« Une banane, ca va non ? »
Sur le papier, une peau de fruit semble inoffensive. Pourtant, dans l’environnement montagnard, le processus de dégradation est bien plus lent qu’en plaine. Une peau de banane peut mettre plus de deux ans à disparaître en altitude, un trognon de pomme 1 à 5 mois ou une pelure d’orange plus d’un an. Et entre-temps, ces restes attirent la faune, dénaturent le paysage, et perturbent les cycles naturels.
Même le mouchoir en papier, souvent considéré comme « jetable » sans conséquence, met plusieurs mois à se désagréger. Dans un sous-bois humide, il disparaît plus vite. Sur un versant rocailleux exposé au vent, il s’accroche aux buissons et vole au gré des rafales.

Ce qu’on peut jeter… vraiment très peu
La règle en montagne est simple : tout ce que vous avez porté à l’aller doit repartir avec vous. Il existe toutefois quelques nuances :
- Les épluchures de fruits locaux et non traités (comme une peau de pomme ou de poire bio) peuvent être enterrées dans la terre, à bonne profondeur, loin des sentiers et des points d’eau, mais cela reste déconseillé.
- L’eau (sans savon ni produit) peut être reversée dans la nature, avec précaution, en respectant les zones sensibles (zones humides, sources, lacs d’altitude).
- Les cailloux, branches ou autres éléments naturels déplacés peuvent être remis à leur place, mais cela ne concerne pas à proprement parler des déchets.
À part cela ? Rien.
Les faux amis : biodégradable ne veut pas dire invisible
De plus en plus de produits se présentent comme « compostables » ou « biodégradables ». C’est le cas de certains sacs, de mouchoirs, ou de vaisselle jetable. Mais attention : ces termes signifient qu’ils se dégradent dans un compost industriel ou dans des conditions spécifiques (température, humidité, oxygène).
En montagne, les conditions sont rarement réunies. Ces déchets restent visibles, s’accumulent, et finissent par être ramassés par les agents de parc ou les bénévoles.
Même chose pour les restes de repas : une croûte de fromage ou un bout de pain sec ne se fondent pas dans le décor. Ils attirent les rongeurs, qui s’habituent à l’homme et finissent par s’approcher des bivouacs ou des refuges.

Que faire de ses déchets en randonnée ?
En pratique, la solution est simple : prévoir un petit sac plastique (type sac à crottes pour chien ou sac congélation), que vous garderez dans votre sac jusqu’au retour. On peut aussi emporter un petit bocal pour les déchets organiques, ou un tupperware pour éviter les emballages souillés.

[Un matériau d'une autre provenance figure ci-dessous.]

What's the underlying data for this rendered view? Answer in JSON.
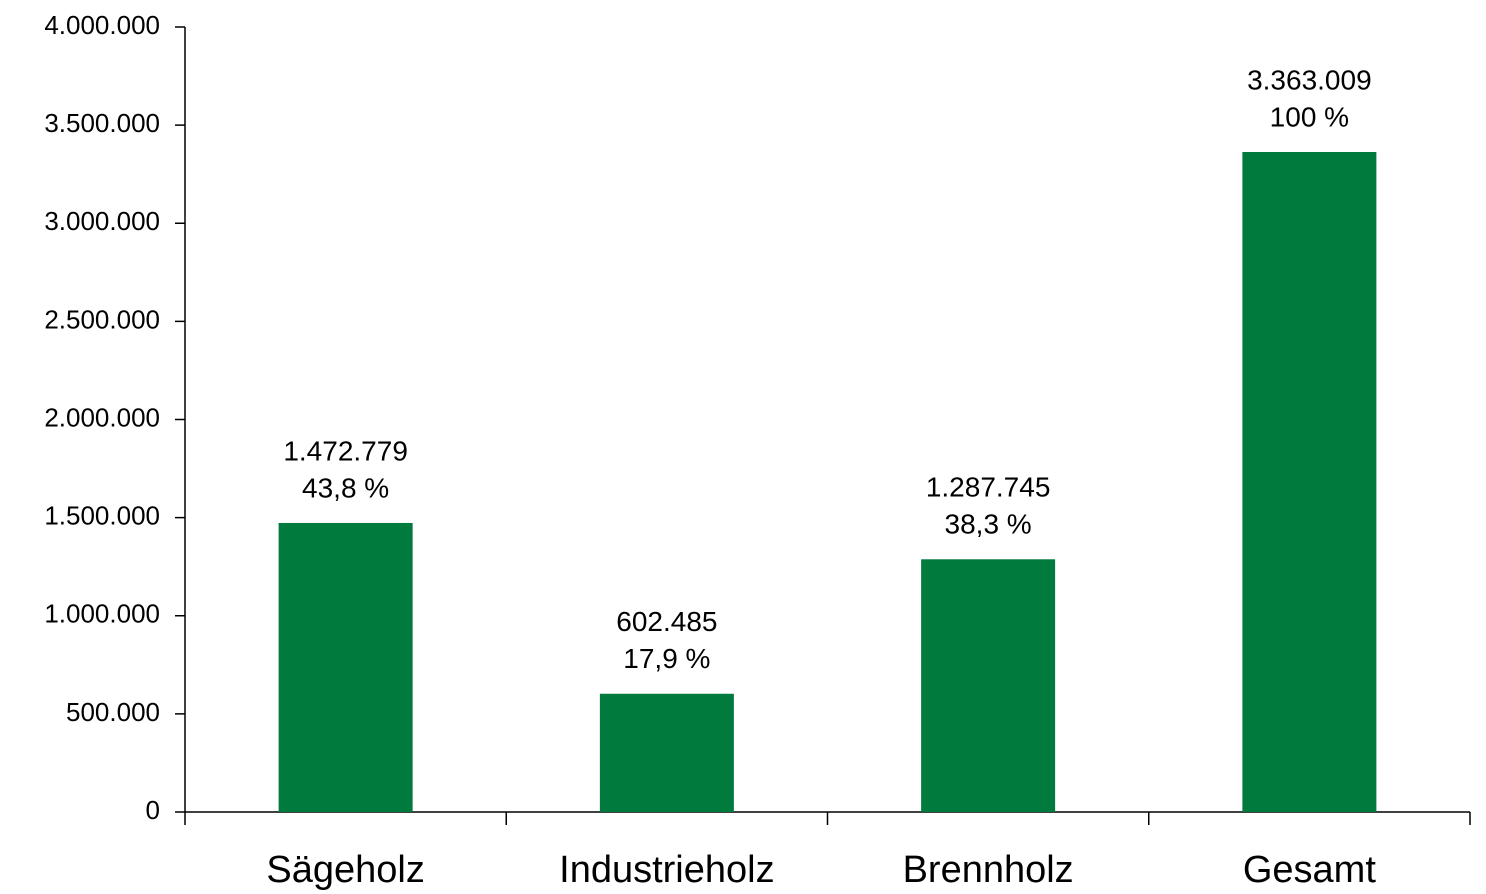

Les refuges disposent parfois de poubelles, mais cela ne doit pas être une excuse pour abandonner ses détritus en chemin. D’ailleurs, en haute montagne, certains refuges redescendent leurs déchets par hélicoptère : chaque gramme compte.
Enfin, les toilettes sèches sont à utiliser chaque fois qu’elles sont disponibles. En pleine nature, l’usage d’une petite pelle pour enterrer ses déjections est fortement recommandé, toujours à plus de 50 mètres d’un point d’eau.
Des consignes qui peuvent paraître excessives
Dire qu’il ne faut pas jeter une peau de banane ou un mouchoir peut sembler exagéré, voire infantilisant. Après tout, ce sont des déchets organiques, biodégradables, presque invisibles. Mais ces règles ne s’adressent pas à un marcheur isolé : elles tiennent compte des dizaines, des centaines, voire parfois des milliers de randonneurs qui passent chaque jour sur les mêmes sentiers.